The new containment: Changing America’s approach to Middle East security

Securing the Middle East after an Iran nuclear deal is the next big challenge for both the region and the international community. The United States and its allies have engaged in tireless diplomacy with Iran over the past few years to produce an agreement that would limit Tehran’s nuclear program for the next decade and a half. However, the hard work does not stop here; in fact, it may have just begun. To protect the deal (assuming one is finalized) and take full advantage of its potential benefits, which include the drastic reduction of the risk of nuclear weapons proliferating in the region, the United States needs a comprehensive strategy for regional security in the Middle East. A potential nuclear deal with Iran—as strategically significant as it is—is only one piece of the Middle East security puzzle.

In a new report entitled The New Containment: Changing America’s Approach to Middle East Security, Bilal Y. Saab, Senior Fellow for Middle East Security at the Brent Scowcroft Center on International Security, makes the case for a more creative and cost-effective US containment approach to regional security in the Middle East that seeks, among other things, to ultimately involve regional stakeholders in a cooperative security system. Saab starts with four key assumptions: First, there is no lasting security and stability in the Middle East without real political and economic development. Second, the United States neither can nor should be the agent pushing for change in the region; change should almost always come from within. Third, change cannot happen without first addressing immediate and severe security challenges. And fourth, the United States cannot address those security challenges alone.
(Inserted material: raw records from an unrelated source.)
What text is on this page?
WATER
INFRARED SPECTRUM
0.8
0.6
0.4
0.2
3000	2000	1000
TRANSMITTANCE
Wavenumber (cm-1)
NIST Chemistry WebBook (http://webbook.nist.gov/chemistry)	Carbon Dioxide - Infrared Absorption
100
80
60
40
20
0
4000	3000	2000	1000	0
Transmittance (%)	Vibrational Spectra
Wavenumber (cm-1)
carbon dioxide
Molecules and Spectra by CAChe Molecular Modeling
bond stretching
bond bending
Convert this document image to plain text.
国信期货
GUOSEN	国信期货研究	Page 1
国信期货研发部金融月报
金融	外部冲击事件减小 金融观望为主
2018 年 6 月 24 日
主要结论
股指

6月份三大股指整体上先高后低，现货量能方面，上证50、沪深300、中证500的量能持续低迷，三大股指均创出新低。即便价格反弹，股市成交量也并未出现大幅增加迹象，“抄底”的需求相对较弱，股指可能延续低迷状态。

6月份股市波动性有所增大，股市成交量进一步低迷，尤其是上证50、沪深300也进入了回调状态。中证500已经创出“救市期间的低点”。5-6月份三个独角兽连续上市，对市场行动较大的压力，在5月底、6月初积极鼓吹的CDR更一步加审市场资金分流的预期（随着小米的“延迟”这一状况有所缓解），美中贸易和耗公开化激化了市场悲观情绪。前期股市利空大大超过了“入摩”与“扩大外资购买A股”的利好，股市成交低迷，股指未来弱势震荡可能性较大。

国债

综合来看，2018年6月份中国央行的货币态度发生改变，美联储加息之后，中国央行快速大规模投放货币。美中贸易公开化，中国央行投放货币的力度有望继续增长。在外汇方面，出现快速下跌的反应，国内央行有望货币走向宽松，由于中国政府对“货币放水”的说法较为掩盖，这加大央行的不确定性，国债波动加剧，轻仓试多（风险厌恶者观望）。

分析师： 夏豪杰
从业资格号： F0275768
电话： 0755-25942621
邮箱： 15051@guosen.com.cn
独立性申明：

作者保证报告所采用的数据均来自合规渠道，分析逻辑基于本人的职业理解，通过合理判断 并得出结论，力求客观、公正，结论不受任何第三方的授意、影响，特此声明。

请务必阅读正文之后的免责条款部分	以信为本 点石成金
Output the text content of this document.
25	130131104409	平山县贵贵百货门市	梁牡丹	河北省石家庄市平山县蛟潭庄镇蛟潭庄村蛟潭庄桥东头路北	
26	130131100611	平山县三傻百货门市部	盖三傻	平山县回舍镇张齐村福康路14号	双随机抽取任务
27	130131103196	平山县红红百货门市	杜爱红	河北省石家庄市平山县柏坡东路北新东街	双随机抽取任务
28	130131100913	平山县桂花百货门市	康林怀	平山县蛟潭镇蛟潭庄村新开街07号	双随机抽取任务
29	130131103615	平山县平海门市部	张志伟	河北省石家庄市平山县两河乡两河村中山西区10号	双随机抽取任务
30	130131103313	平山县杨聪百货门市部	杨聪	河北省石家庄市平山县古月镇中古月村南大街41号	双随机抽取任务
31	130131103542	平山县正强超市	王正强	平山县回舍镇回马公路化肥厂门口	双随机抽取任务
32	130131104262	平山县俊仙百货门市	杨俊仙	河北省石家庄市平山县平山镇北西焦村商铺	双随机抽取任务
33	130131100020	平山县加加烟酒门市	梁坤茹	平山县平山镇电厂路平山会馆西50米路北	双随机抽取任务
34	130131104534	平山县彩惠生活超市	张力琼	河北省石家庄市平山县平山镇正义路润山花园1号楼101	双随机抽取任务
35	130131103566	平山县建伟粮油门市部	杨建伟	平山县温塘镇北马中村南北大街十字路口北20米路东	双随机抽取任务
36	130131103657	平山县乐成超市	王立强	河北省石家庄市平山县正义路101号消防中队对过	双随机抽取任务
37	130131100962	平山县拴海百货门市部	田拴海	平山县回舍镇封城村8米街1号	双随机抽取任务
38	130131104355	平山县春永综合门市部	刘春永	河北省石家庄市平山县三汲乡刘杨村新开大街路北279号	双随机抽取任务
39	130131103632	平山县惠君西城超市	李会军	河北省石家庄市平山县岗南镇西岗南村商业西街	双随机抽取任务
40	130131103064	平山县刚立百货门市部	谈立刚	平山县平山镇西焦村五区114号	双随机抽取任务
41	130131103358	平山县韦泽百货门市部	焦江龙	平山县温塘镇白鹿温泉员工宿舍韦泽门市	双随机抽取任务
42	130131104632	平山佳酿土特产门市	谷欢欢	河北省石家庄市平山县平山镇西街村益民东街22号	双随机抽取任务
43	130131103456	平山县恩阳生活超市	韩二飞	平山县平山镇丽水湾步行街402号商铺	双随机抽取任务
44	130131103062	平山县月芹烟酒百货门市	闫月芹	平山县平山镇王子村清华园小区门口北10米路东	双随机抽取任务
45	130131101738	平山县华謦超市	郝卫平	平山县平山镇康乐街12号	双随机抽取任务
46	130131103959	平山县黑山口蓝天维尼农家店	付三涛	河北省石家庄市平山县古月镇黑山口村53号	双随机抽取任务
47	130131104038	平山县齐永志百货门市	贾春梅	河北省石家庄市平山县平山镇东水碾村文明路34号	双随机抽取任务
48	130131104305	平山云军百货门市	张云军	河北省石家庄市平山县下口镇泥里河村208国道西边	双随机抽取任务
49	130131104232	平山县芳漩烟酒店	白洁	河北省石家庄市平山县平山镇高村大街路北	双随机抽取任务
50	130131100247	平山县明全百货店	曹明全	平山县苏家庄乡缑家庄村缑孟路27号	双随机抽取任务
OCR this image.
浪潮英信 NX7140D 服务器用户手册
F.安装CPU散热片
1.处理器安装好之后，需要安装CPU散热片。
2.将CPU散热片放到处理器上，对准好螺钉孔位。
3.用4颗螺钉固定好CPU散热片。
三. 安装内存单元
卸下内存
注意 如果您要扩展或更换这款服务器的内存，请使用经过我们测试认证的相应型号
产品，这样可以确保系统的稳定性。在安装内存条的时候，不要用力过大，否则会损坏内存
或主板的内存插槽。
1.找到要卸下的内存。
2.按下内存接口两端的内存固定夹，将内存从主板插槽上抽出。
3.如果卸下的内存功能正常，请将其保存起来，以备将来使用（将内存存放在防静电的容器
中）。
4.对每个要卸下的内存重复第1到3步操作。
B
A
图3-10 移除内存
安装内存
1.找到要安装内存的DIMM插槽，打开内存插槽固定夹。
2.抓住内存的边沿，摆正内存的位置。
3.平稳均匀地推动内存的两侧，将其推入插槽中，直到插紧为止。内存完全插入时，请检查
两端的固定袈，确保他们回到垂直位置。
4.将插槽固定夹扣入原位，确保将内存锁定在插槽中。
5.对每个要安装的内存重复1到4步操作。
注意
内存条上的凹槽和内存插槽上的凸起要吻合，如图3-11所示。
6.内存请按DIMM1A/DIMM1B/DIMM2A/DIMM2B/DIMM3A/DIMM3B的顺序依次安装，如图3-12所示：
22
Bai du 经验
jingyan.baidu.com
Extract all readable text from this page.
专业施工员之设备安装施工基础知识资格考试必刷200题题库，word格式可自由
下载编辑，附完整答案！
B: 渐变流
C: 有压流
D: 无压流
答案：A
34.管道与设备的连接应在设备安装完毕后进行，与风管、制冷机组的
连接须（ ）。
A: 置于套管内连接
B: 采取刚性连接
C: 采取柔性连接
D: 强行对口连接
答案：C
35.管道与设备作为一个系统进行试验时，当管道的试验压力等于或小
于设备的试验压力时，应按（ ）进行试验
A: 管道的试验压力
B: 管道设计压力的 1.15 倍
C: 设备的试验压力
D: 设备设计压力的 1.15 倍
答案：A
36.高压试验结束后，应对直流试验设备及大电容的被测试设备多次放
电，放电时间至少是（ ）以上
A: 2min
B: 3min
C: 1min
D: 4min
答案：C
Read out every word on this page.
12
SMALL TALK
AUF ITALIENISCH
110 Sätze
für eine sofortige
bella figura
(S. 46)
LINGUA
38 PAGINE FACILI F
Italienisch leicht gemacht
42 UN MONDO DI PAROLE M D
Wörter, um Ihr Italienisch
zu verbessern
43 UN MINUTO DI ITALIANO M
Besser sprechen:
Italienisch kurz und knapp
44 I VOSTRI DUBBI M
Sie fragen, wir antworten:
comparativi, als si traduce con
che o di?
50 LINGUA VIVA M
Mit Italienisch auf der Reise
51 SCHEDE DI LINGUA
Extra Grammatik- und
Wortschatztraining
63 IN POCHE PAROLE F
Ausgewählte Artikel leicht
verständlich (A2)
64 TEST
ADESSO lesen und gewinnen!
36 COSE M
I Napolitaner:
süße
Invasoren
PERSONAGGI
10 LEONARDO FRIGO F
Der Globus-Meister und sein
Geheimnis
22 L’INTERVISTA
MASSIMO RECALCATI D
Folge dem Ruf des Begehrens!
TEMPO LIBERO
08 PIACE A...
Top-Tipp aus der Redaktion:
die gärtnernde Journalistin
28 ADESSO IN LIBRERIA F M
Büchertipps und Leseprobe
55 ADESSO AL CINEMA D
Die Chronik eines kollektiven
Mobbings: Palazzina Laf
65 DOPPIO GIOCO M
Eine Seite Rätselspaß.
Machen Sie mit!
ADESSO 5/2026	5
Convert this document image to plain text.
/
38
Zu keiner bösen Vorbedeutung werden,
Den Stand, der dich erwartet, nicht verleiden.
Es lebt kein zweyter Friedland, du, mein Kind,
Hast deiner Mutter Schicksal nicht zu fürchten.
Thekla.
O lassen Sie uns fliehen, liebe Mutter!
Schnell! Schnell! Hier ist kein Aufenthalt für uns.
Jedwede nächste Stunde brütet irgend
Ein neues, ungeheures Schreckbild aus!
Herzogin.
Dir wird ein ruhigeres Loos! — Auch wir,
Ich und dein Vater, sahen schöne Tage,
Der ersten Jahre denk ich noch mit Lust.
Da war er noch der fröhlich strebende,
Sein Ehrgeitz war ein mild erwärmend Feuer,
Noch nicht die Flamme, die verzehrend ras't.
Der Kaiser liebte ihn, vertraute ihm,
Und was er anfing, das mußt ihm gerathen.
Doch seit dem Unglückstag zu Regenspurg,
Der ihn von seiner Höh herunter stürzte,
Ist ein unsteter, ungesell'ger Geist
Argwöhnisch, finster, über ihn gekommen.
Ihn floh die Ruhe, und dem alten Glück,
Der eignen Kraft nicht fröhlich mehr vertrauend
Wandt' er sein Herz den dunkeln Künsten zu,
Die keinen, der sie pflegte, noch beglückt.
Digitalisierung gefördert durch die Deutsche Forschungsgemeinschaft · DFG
The United States has three realistic, strategic options—counterterrorism, hands-on, and cooperative security—to choose from to arrest the collapse of order in the Middle East and improve security conditions. Saab argues that a new regional cooperative security system (formal or informal), with the United States playing the key role of facilitator, is a more cost-effective, sustainable, and strategically sound security option than the other two options for both the United States and the region.